Britain Decides: Senior Labour figure said his party could not win election
Polls indicate a narrowing Conservative majority before Thursday's vote
A senior figure from Britain's opposition Labour party has been forced to play off as a joke private comments he made suggesting Jeremy Corbyn might be a security threat if he becomes prime minister.
Jonathan Ashworth, the shadow health minister, also apologised for describing Labour’s elections standing as “dire” in phone call with a friend who is a Conservative Party activist in audio leaked to the website Guido Fawkes.
Asked if Mr Corbyn would be a problem if he wins Thursday’s vote, Mr Ashworth said: "I don't know, on the security stuff, I worked in Number 10, I think the machine will pretty quickly move to safeguard security, I mean the civil service machine. But it's not going to happen. I cannot see it happening."
He has since said with the comments he was just “winding up a friend”.
But pollsters in the UK are forecasting a tight contest, with the final YouGov MRP poll predicting a Conservative majority of just 28 seats.
The survey, which uses the model which accurately predicted the outcome of the 2017 general election, puts Boris Johnson's party on 43 per cent of the vote.
The Labour party is sitting at 34 per cent and the Liberal Democrats on 12 per cent.
YouGov says the margin of error for the survey means the final number of Conservative seats could range from 311 to 367, leaving the pollsters unable to rule out a hung parliament.

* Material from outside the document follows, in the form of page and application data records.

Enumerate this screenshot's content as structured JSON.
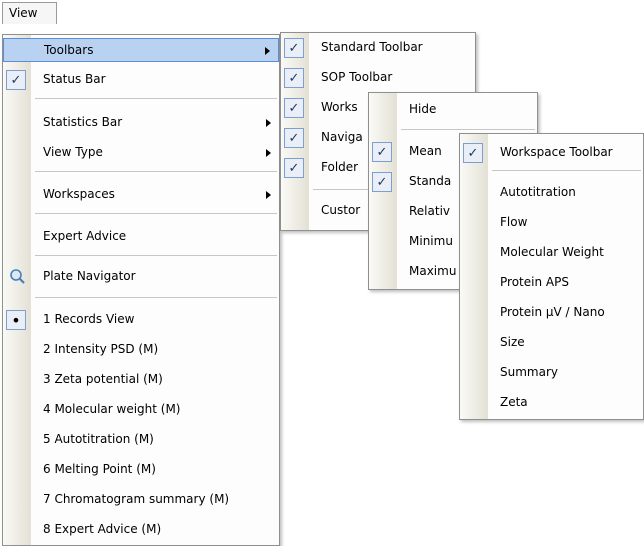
{
  "menubar": {
    "view_label": "View"
  },
  "view_menu": {
    "toolbars": "Toolbars",
    "status_bar": "Status Bar",
    "statistics_bar": "Statistics Bar",
    "view_type": "View Type",
    "workspaces": "Workspaces",
    "expert_advice": "Expert Advice",
    "plate_navigator": "Plate Navigator",
    "records": [
      "1 Records View",
      "2 Intensity PSD (M)",
      "3 Zeta potential (M)",
      "4 Molecular weight (M)",
      "5 Autotitration (M)",
      "6 Melting Point (M)",
      "7 Chromatogram summary (M)",
      "8 Expert Advice (M)"
    ]
  },
  "toolbars_menu": {
    "items": [
      "Standard Toolbar",
      "SOP Toolbar",
      "Works",
      "Naviga",
      "Folder",
      "Custor"
    ]
  },
  "statistics_menu": {
    "items": [
      "Hide",
      "Mean",
      "Standa",
      "Relativ",
      "Minimu",
      "Maximu"
    ]
  },
  "workspaces_menu": {
    "items": [
      "Workspace Toolbar",
      "Autotitration",
      "Flow",
      "Molecular Weight",
      "Protein APS",
      "Protein µV / Nano",
      "Size",
      "Summary",
      "Zeta"
    ]
  },
  "colors": {
    "highlight": "#b9d2f1",
    "highlight_border": "#5a8fd6",
    "check_box": "#e9eef7"
  }
}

Critics of Mr Corbyn, an avowed socialist, say he could be a security threat. He has criticised Nato and been slammed for associating with extremists including figures linked to Hamas.
Mr Corbyn was also deeply critical of the 2003 invasion of Iraq. The Labour leader has also said he wants to conduct an audit of Britain’s colonial legacy.

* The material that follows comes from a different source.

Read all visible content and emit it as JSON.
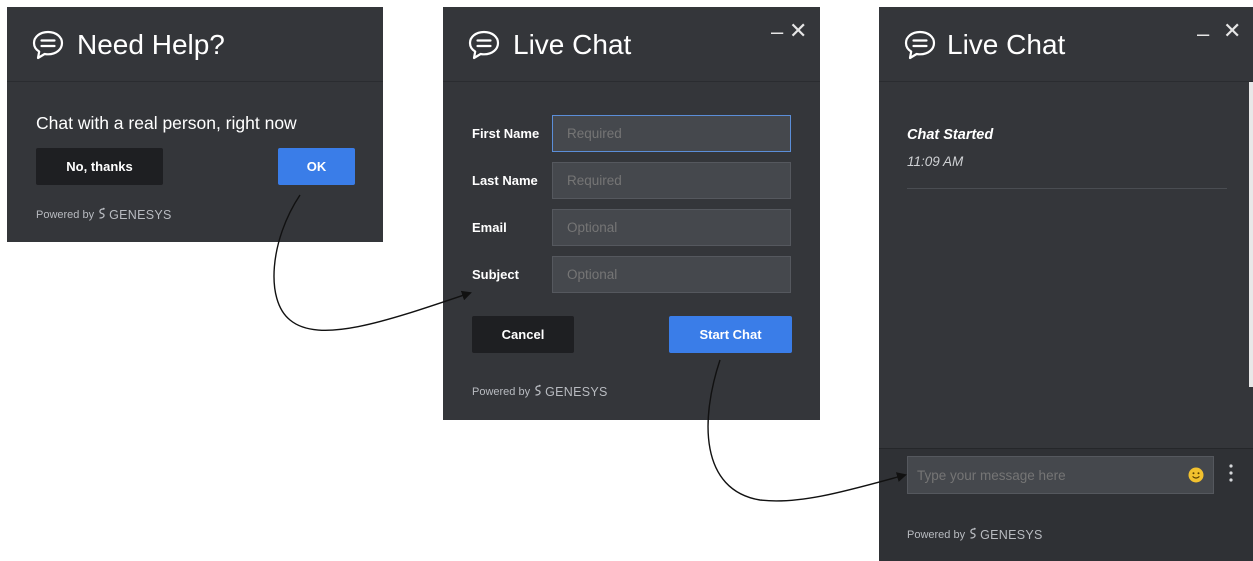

Last month, a former head of the UK’s foreign intelligence service MI6 said Mr Corbyn and his advisers “could be a present danger to our country”.

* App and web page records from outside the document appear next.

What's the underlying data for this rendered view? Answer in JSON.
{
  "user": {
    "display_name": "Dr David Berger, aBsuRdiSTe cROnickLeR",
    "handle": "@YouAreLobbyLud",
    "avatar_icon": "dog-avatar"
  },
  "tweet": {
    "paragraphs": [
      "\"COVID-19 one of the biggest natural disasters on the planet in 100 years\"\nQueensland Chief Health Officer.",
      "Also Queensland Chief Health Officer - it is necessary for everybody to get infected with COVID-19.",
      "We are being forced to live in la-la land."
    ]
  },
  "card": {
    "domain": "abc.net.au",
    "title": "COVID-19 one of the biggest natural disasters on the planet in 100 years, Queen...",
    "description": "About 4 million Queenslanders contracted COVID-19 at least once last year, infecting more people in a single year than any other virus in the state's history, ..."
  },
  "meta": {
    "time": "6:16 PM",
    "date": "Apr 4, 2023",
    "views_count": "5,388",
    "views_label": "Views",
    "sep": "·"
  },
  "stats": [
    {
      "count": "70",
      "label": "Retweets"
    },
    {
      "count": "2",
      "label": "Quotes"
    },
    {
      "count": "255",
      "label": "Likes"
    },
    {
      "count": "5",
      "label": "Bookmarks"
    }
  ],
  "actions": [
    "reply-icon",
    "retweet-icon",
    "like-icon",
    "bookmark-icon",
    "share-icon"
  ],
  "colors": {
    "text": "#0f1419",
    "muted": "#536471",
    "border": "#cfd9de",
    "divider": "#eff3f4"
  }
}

“Politicians should have to live with their political record, and Corbyn’s, whatever political views he may claim to hold today, rules him out as someone suitable to be our Prime Minister,” Sir Richard Dearlove wrote in the Mail on Sunday.
“Do not even think of taking the risk of handing this politician the keys to No 10,” he said.
In a briefing paper released this week, the head of Chatham House's Europe programme, Thomas Raines, said UK foreign policy may be set to shift considerably given the stark ideological difference between Labour and the Conservatives.
“On the one hand, Labour wants to reset and reorientate Britain’s international role based on human rights and international law. It promises a new internationalism and to end what it glibly calls the ‘bomb first, talk later’ approach, alongside a human rights-driven trade policy,” Mr Raines wrote.
He noted Mr Corbyn’s occasional support for international political causes, “some more radical or fringe than others”.
“In Jeremy Corbyn, they have a leader with roots in a distinct left-wing ideological tradition of internationalism that blends a commitment to international solidarity alongside anti-imperial and anti-war sentiment,” Mr Raines said.
British voters go the polls on Thursday to vote in a watershed election which has been dominated by debate over the country's exit from the European Union.